From: Stephen C. Tweedie (sct@redhat.com)
Date: Wed Jul 05 2000 - 11:27:13 EST


Hi,

On Wed, Jul 05, 2000 at 05:36:25PM +0200, Andrea Arcangeli wrote:
> >
> >But you can't afford do skip it. If I create a writable mmap and fill
> >it with as much dirty data as we have got available physical memory,
> >and then I write() a 1GB swapped-out virtual area to the same file,
> >what are you going to do to clear me some free memory for the write?
> >write(2) is an unbounded operation and you can't disable VM reclaim on
> >that file for the duration of the write.
>
> I see the above case will be not handled right by the logic I was
> proposing, but I don't see how kpiod is helping that case right now.

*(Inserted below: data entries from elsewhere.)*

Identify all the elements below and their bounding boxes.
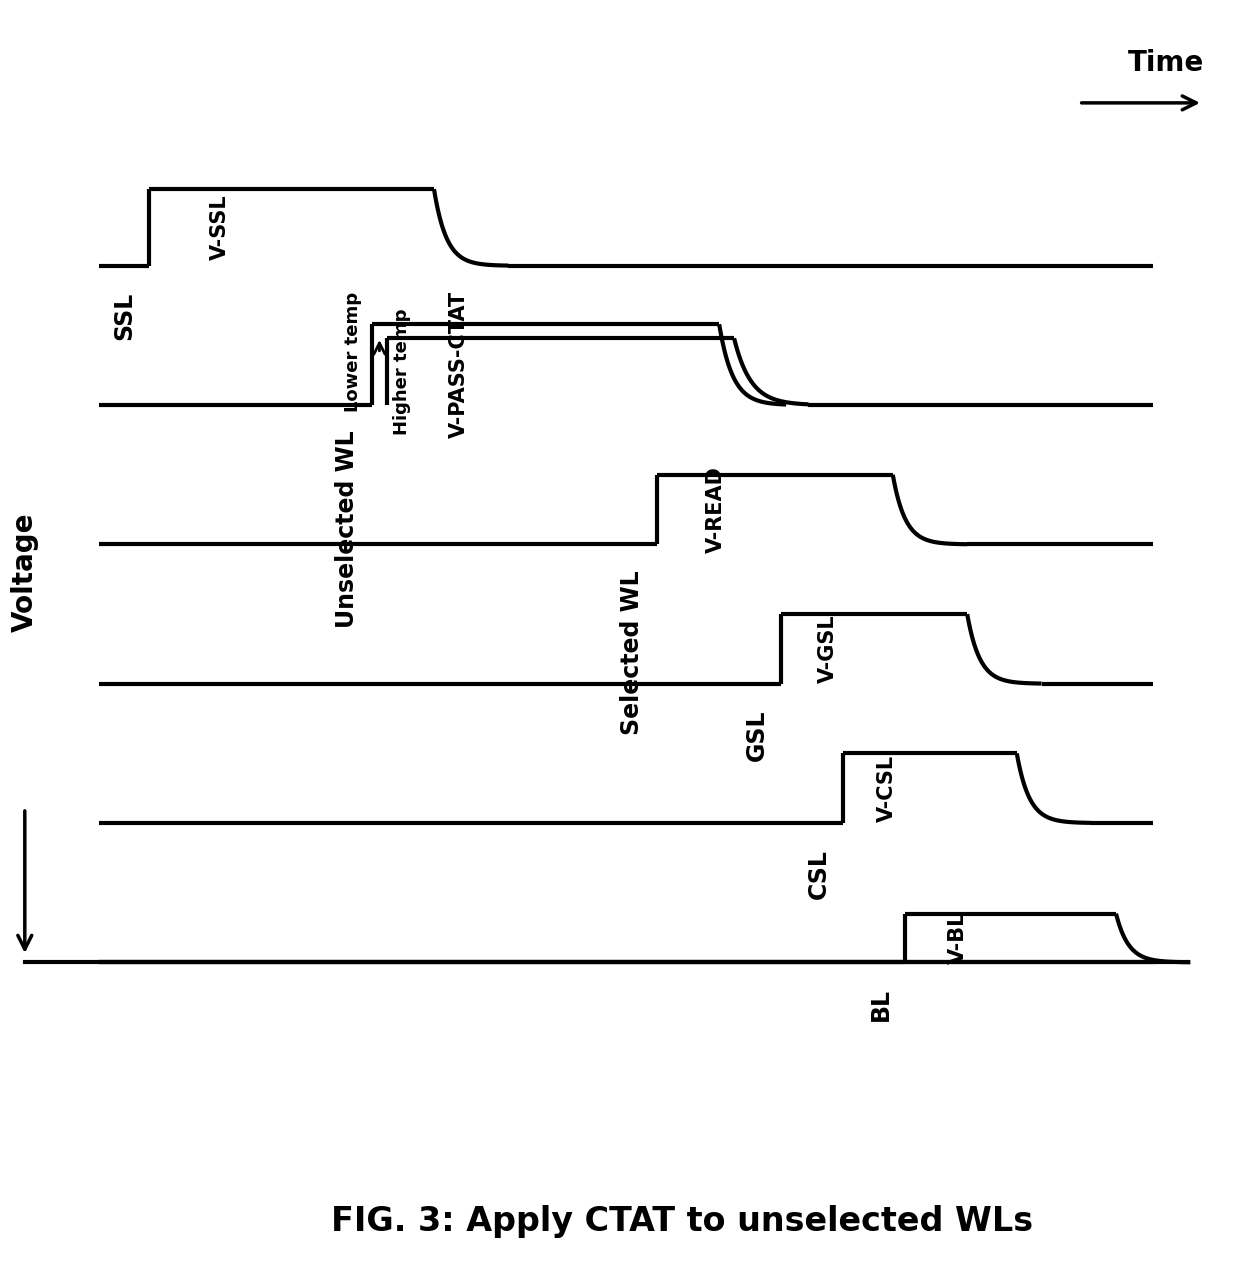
- Text: Lower temp: Lower temp: [345, 292, 362, 412]
- Text: V-BL: V-BL: [947, 912, 968, 964]
- Text: Higher temp: Higher temp: [393, 309, 410, 435]
- Text: Time: Time: [1127, 49, 1204, 77]
- Text: Selected WL: Selected WL: [620, 570, 645, 734]
- Text: Unselected WL: Unselected WL: [335, 431, 360, 629]
- Text: Voltage: Voltage: [11, 513, 38, 631]
- Text: GSL: GSL: [744, 710, 769, 761]
- Text: SSL: SSL: [112, 292, 136, 340]
- Text: V-PASS-CTAT: V-PASS-CTAT: [449, 291, 469, 439]
- Text: BL: BL: [868, 988, 893, 1021]
- Text: V-GSL: V-GSL: [817, 615, 838, 683]
- Text: V-READ: V-READ: [706, 466, 727, 553]
- Text: V-CSL: V-CSL: [877, 755, 897, 822]
- Text: CSL: CSL: [806, 849, 831, 899]
- Text: V-SSL: V-SSL: [210, 194, 231, 260]
- Text: FIG. 3: Apply CTAT to unselected WLs: FIG. 3: Apply CTAT to unselected WLs: [331, 1205, 1033, 1238]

It's avoiding the deadlock, nothing more. What happens is that if the
deadlock situation occurs, the kpiod task may block until the write()
above happens and the inode lock is dropped, but it doesn't stop the
rest of the VM from making progress. As long as there are other,
clean or swappable pages that can be reclaimed, the VM can still stay
alive.

This is in no way a satisfactory answer, since there's no cast-iron
guarantee that these other pages can be found, especially if you have
worked hard to fill all of memory with dirty mmaped pages from the
file in question. This all comes down to the lack of VM
write-throttling. We *need* a separate swapping thread that cleans
pages as well as the thread which evicts pages, because that way, we
can both (a) measure the amount of pressure on dirty pages, and (b)
block page write faults until there are enough cleaned pages in the
system --- ie. we can do write throttling.

Without that sort of mechanism in place, all you can do is eliminate
the deadlock and hope that the rest of the VM can struggle on.

> Implementing the testcase you described above looks very worty.

Right, which is why I supported your plans to keep kpiod out of 2.4.
I don't think we can fix it for 2.2, because the changes required to
avoid the deadlock in 2.2 would become far too intrusive. In 2.4, we
can legitimately require filesystems to use GFP_IO if they hold any
internal locks (eg. the superblock lock). The i_sem lock is no longer
the problem that it was in 2.2 because filemap_write_page doesn't take
it any longer.

> >supplying its own file-write routine, then we probably need to mandate
> >the use of non-GFP_IO calls for allocations, simply to avoid deadlock.
> >The other solution --- disabling file reap --- is even more painful in
> >the case above.
>
> What do you mean exactly with "disabling file reap"?

Basically what kpiod already provides. The deadlock can be avoided
if we have some way of disabling the recovery of pages from a given
file if that file is already locked. kpiod was simply the least
intrusive way we found of providing that mechanism in 2.2.2 once the
deadlock was identified in the stable branch.